The Broken Politics of Environment: A Tech Fix?
Environmental politics are broken. The root cause, I believe, is that "the environment" is now viewed as an abstraction, a set of circumstances remote from many people's everyday lives and experiences. We used to count on crises--environmental threats and incidents out of the ordinary---to motivate people to understand and fight for environmental protection. But now we need to make the environment a matter of intimate, personal concern. And pained as I am to say it as a lifelong creature of the public policy world, the key to that new, intense engagement is helping people form habits of environmental health, through information technology, social media, and the marketplace.
Presenters
Ken Cook
Pres
Environmental Working Group
Ken Cook is president and co-founder of the Environmental Working Group (EWG), a public interest research and advocacy organization that uses the power of information to protect human health and the environment.
Cook is the author of dozens of articles, opinion pieces and reports on environmental, public health and agricultural topics and is a frequent source of perspective and commentary in national print and broadcast media.

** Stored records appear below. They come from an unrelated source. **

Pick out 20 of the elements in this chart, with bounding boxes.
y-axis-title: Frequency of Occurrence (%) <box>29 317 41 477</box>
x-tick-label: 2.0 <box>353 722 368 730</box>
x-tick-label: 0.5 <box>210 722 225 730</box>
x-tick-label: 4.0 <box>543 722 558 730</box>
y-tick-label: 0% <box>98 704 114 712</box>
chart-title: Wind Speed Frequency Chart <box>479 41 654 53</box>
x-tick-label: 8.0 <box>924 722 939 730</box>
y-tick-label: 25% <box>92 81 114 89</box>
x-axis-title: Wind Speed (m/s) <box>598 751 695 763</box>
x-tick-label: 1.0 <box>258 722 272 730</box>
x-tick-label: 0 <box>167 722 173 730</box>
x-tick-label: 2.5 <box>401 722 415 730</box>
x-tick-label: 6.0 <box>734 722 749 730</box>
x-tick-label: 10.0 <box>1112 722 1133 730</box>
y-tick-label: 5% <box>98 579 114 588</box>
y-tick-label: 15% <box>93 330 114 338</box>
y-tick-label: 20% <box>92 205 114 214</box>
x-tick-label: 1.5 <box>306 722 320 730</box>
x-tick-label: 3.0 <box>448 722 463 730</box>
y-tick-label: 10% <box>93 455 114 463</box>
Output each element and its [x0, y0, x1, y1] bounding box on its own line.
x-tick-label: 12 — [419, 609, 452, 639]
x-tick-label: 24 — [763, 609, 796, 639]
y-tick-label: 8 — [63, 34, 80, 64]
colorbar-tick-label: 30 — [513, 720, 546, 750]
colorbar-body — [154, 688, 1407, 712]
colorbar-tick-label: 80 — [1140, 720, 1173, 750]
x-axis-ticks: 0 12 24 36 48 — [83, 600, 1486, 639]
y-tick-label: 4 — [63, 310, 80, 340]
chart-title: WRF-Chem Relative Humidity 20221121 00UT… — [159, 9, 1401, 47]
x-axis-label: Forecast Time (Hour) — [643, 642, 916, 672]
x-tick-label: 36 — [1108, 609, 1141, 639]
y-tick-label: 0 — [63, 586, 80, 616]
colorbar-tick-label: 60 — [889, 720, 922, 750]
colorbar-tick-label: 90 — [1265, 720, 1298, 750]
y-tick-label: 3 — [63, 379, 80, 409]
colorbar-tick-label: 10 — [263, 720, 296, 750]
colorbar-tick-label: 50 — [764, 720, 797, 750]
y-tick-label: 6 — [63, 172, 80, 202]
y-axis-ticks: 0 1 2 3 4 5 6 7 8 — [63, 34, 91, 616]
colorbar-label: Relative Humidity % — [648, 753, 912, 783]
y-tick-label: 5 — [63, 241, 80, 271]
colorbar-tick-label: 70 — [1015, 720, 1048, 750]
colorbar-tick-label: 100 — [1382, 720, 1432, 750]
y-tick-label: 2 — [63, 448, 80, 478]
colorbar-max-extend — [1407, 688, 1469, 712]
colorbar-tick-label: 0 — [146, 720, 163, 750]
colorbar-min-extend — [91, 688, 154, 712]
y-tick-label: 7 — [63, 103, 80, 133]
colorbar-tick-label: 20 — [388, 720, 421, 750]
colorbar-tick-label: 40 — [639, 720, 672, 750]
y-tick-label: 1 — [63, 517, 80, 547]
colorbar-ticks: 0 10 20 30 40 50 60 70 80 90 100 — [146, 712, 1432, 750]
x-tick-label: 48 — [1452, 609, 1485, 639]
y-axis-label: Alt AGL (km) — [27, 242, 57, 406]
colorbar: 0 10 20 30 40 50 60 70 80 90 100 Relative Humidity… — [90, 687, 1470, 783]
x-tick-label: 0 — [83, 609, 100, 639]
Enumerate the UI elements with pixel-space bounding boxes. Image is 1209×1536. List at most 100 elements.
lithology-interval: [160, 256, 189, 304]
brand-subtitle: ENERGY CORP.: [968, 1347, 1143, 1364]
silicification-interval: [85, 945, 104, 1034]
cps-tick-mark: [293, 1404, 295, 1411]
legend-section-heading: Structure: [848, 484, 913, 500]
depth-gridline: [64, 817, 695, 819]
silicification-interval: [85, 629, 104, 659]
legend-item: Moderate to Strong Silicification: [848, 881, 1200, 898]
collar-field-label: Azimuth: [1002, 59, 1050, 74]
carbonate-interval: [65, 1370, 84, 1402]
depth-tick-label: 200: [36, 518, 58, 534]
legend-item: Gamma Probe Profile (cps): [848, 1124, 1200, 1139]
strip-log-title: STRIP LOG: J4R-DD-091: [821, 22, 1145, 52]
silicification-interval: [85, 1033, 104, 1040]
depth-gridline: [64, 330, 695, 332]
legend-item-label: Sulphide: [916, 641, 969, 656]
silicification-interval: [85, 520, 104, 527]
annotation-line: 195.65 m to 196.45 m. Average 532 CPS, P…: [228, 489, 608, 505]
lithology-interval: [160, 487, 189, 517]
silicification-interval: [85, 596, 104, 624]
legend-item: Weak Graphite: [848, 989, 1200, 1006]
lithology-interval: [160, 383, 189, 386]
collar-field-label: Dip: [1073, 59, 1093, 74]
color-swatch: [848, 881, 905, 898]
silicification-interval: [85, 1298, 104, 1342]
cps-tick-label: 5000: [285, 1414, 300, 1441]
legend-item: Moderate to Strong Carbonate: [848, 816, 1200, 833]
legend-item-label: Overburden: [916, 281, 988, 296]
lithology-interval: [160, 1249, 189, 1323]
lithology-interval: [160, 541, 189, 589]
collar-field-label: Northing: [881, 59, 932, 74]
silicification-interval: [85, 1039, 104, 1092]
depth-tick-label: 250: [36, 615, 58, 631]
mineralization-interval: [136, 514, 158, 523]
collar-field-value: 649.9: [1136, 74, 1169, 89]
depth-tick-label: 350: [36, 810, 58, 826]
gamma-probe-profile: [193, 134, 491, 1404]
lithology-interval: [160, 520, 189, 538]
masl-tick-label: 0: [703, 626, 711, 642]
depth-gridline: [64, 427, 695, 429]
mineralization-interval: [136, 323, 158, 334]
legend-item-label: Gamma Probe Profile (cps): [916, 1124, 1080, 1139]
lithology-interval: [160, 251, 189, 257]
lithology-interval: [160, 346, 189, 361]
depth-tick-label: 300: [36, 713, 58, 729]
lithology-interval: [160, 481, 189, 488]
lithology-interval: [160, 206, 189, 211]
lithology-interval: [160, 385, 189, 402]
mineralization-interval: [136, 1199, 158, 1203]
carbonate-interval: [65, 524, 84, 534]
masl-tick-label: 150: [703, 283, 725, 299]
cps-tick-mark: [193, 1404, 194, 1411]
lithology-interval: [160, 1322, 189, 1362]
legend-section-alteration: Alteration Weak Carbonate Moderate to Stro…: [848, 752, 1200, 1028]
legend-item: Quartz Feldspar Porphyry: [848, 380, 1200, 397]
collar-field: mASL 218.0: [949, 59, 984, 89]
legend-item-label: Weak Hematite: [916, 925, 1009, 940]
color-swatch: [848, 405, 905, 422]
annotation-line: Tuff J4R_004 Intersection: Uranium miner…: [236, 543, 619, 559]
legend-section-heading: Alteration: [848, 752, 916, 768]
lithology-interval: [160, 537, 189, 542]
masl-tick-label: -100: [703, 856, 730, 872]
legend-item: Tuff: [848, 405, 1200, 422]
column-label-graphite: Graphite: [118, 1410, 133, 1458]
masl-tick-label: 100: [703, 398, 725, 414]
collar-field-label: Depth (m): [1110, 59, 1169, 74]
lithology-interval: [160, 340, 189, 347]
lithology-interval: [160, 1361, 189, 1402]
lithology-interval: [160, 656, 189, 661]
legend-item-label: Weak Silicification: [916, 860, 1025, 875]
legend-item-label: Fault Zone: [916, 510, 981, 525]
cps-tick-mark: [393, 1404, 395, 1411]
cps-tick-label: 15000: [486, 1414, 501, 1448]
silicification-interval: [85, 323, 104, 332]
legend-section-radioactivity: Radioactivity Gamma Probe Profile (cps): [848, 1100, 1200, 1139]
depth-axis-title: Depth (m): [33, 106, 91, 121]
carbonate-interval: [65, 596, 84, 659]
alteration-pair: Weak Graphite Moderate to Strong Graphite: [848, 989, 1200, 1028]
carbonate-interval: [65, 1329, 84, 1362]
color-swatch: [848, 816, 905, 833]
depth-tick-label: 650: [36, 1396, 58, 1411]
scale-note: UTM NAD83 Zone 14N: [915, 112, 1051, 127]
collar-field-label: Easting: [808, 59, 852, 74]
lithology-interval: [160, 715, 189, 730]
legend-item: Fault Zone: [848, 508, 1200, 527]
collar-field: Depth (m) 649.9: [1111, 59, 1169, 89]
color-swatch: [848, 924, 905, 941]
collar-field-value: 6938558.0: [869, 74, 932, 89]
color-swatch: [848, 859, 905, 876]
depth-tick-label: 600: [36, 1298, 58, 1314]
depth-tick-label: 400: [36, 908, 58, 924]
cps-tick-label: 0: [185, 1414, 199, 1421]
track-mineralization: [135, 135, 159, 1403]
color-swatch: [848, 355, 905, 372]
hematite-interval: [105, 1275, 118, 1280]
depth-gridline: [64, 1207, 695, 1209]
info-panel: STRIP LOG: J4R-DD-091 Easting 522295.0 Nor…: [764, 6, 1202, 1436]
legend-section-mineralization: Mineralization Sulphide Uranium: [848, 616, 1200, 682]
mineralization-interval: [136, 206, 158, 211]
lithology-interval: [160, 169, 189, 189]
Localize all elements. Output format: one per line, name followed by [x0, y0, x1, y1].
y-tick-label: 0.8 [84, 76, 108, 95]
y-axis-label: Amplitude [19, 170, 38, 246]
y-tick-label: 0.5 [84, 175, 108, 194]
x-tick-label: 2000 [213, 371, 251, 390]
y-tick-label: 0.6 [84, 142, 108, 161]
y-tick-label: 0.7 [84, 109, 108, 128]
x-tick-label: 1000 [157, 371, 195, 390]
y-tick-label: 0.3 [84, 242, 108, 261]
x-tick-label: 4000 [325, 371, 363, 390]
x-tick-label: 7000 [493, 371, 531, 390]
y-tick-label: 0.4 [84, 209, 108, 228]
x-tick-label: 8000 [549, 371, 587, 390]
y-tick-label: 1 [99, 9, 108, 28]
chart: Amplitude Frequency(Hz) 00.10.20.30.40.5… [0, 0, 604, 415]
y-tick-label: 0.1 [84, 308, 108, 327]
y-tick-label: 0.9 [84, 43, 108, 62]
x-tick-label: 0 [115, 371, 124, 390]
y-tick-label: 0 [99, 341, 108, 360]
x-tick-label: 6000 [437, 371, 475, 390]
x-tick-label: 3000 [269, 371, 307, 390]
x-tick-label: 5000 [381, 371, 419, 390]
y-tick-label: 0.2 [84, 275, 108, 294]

He is regularly listed as one of Washington's Top Lobbyists by The Hill newspaper and in 2011, journalist and healthy food movement icon Michael Pollan named Cook as one of the "Seven Most Powerful Foodies In the World.”
Under Cook, EWG’s break-through innovation has been the creation of easy-to-use, online databases to on toxic pollution in people, federal farm subsidies, nuclear waste transportation routes, uranium mining near the Grand Canyon, tap water quality and to give consumers ingredient safety information on personal care products and cleaners.